A melting pot on a plate
Mauritian food is where India, Africa, China and France meet in the Indian Ocean. Decades of immigration created a cuisine that is bold, spicy and unapologetically mixed. You can eat a Creole curry, a Chinese noodle bowl and a French-style cake within one afternoon in Port Louis.
Signature dishes to try
- Dholl puri the national obsession: soft flatbread stuffed with ground yellow split peas, served with bean curry, rougaille and tangy chutneys. Two for around Rs 25.
- Rougaille a Creole tomato-based stew with garlic, thyme and ginger, often cooked with sausage, fish or eggs.
- Vindaye fish or octopus marinated in mustard seed, turmeric and vinegar, sharp and addictive.

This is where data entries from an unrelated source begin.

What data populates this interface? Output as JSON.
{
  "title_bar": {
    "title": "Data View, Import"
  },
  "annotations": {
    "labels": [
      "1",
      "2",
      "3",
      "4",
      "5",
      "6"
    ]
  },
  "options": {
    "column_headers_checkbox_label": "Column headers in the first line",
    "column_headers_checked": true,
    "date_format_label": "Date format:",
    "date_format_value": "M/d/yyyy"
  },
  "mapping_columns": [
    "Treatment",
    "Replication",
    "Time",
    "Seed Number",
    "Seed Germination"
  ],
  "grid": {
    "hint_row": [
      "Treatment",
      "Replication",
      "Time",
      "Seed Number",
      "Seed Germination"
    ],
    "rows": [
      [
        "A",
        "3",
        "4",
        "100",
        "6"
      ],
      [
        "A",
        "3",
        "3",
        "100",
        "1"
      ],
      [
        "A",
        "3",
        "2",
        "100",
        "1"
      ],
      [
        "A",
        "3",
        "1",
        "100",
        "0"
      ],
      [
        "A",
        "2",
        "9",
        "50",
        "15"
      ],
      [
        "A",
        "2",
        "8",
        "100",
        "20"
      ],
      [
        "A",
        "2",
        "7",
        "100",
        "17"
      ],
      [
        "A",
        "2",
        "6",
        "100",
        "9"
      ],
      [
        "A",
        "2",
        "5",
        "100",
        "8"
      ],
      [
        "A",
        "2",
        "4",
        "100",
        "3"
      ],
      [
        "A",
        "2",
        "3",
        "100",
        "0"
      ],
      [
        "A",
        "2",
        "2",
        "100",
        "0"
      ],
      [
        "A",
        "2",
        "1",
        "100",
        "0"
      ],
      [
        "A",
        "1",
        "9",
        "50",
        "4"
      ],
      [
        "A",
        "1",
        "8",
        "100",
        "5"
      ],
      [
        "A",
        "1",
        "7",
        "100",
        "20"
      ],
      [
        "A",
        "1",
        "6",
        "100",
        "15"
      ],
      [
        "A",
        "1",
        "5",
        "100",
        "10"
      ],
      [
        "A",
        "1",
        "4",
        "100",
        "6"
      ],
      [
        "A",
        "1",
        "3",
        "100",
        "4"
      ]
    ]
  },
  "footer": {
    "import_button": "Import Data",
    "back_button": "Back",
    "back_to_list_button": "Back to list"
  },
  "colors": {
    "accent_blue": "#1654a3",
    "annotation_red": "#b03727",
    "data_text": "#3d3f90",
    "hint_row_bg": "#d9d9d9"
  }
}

- Cari Mauritian curries are gentler than Indian ones; cari poulet with rice and a spoon of pickled lime is a classic.
- Mine frire and bol renverse Sino-Mauritian fried noodles and the famous upside-down rice bowl.
Street food and snacks
Mauritian street food is some of the best value in the world. Look for gateaux piments (deep-fried split-pea fritters), samoussas, boulettes (steamed dumplings in broth) and farata with curry. The roti vans near Port Louis Central Market and Flacq Market are legendary. Finish with a napolitaine, a shortbread biscuit sandwich topped with pink icing.
Drinks
- Alouda a sweet milk drink with basil seeds, agar jelly and rose syrup, sold cold at the market.
- Phoenix beer the island's pilsner, an institution since 1963.

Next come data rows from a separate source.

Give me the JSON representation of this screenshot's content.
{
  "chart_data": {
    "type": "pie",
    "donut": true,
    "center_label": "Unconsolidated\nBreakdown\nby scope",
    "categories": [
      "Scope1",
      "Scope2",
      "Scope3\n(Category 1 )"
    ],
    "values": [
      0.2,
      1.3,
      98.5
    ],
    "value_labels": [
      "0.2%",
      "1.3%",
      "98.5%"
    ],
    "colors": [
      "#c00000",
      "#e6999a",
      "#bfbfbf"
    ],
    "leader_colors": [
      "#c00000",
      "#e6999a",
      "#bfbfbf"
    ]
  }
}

- Rum Mauritius is serious about sugarcane rum. Visit Rhumerie de Chamarel or Saint Aubin for tastings of aged and arranged (spiced) rums.
- Fresh sugarcane juice and coconut water sold from roadside stalls.
Practical dining tips
- Carry cash in small rupees; many street vendors and markets do not take cards.

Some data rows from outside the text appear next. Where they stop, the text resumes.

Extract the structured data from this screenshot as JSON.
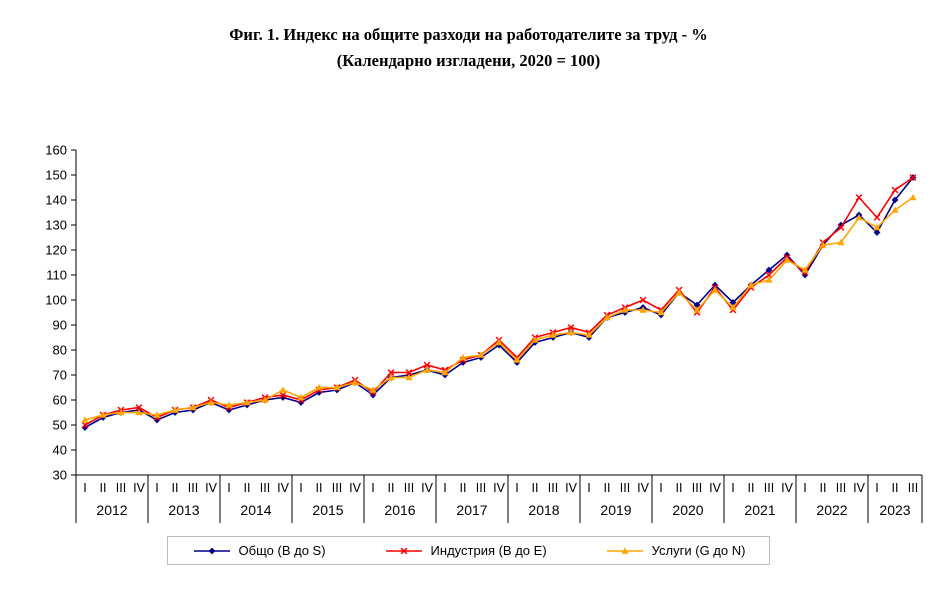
{
  "title": {
    "line1": "Фиг. 1. Индекс на общите разходи на работодателите за труд - %",
    "line2": "(Календарно изгладени, 2020 = 100)"
  },
  "chart_data": {
    "type": "line",
    "title": "Фиг. 1. Индекс на общите разходи на работодателите за труд - %",
    "subtitle": "(Календарно изгладени, 2020 = 100)",
    "xlabel": "",
    "ylabel": "",
    "ylim": [
      30,
      160
    ],
    "ytick_step": 10,
    "grid": false,
    "legend_position": "bottom",
    "axis_color": "#000000",
    "years": [
      {
        "label": "2012",
        "quarters": [
          "I",
          "II",
          "III",
          "IV"
        ]
      },
      {
        "label": "2013",
        "quarters": [
          "I",
          "II",
          "III",
          "IV"
        ]
      },
      {
        "label": "2014",
        "quarters": [
          "I",
          "II",
          "III",
          "IV"
        ]
      },
      {
        "label": "2015",
        "quarters": [
          "I",
          "II",
          "III",
          "IV"
        ]
      },
      {
        "label": "2016",
        "quarters": [
          "I",
          "II",
          "III",
          "IV"
        ]
      },
      {
        "label": "2017",
        "quarters": [
          "I",
          "II",
          "III",
          "IV"
        ]
      },
      {
        "label": "2018",
        "quarters": [
          "I",
          "II",
          "III",
          "IV"
        ]
      },
      {
        "label": "2019",
        "quarters": [
          "I",
          "II",
          "III",
          "IV"
        ]
      },
      {
        "label": "2020",
        "quarters": [
          "I",
          "II",
          "III",
          "IV"
        ]
      },
      {
        "label": "2021",
        "quarters": [
          "I",
          "II",
          "III",
          "IV"
        ]
      },
      {
        "label": "2022",
        "quarters": [
          "I",
          "II",
          "III",
          "IV"
        ]
      },
      {
        "label": "2023",
        "quarters": [
          "I",
          "II",
          "III"
        ]
      }
    ],
    "series": [
      {
        "name": "Общо  (B до S)",
        "color": "#00008B",
        "marker": "diamond",
        "values": [
          49,
          53,
          55,
          56,
          52,
          55,
          56,
          59,
          56,
          58,
          60,
          61,
          59,
          63,
          64,
          67,
          62,
          69,
          70,
          72,
          70,
          75,
          77,
          82,
          75,
          83,
          85,
          87,
          85,
          93,
          95,
          97,
          94,
          103,
          98,
          106,
          99,
          106,
          112,
          118,
          110,
          122,
          130,
          134,
          127,
          140,
          149
        ]
      },
      {
        "name": "Индустрия (B до E)",
        "color": "#FF0000",
        "marker": "x",
        "values": [
          50,
          54,
          56,
          57,
          53,
          56,
          57,
          60,
          57,
          59,
          61,
          62,
          60,
          64,
          65,
          68,
          63,
          71,
          71,
          74,
          72,
          76,
          78,
          84,
          77,
          85,
          87,
          89,
          87,
          94,
          97,
          100,
          96,
          104,
          95,
          105,
          96,
          105,
          110,
          117,
          111,
          123,
          129,
          141,
          133,
          144,
          149
        ]
      },
      {
        "name": "Услуги (G до N)",
        "color": "#FFA500",
        "marker": "triangle",
        "values": [
          52,
          54,
          55,
          55,
          54,
          56,
          57,
          59,
          58,
          59,
          60,
          64,
          61,
          65,
          65,
          67,
          64,
          69,
          69,
          72,
          71,
          77,
          78,
          83,
          76,
          84,
          86,
          87,
          86,
          93,
          96,
          96,
          95,
          103,
          96,
          104,
          97,
          106,
          108,
          116,
          112,
          122,
          123,
          133,
          129,
          136,
          141
        ]
      }
    ]
  }
}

- Tap water is generally safe in towns, but many travelers prefer bottled.
- Tipping is appreciated but not mandatory; round up or leave 5 to 10 percent in restaurants.
- Eat where locals queue, especially at markets around lunchtime when food is freshest.
- Spice levels can be high; ask for mazavaroo (chili paste) on the side if you are unsure.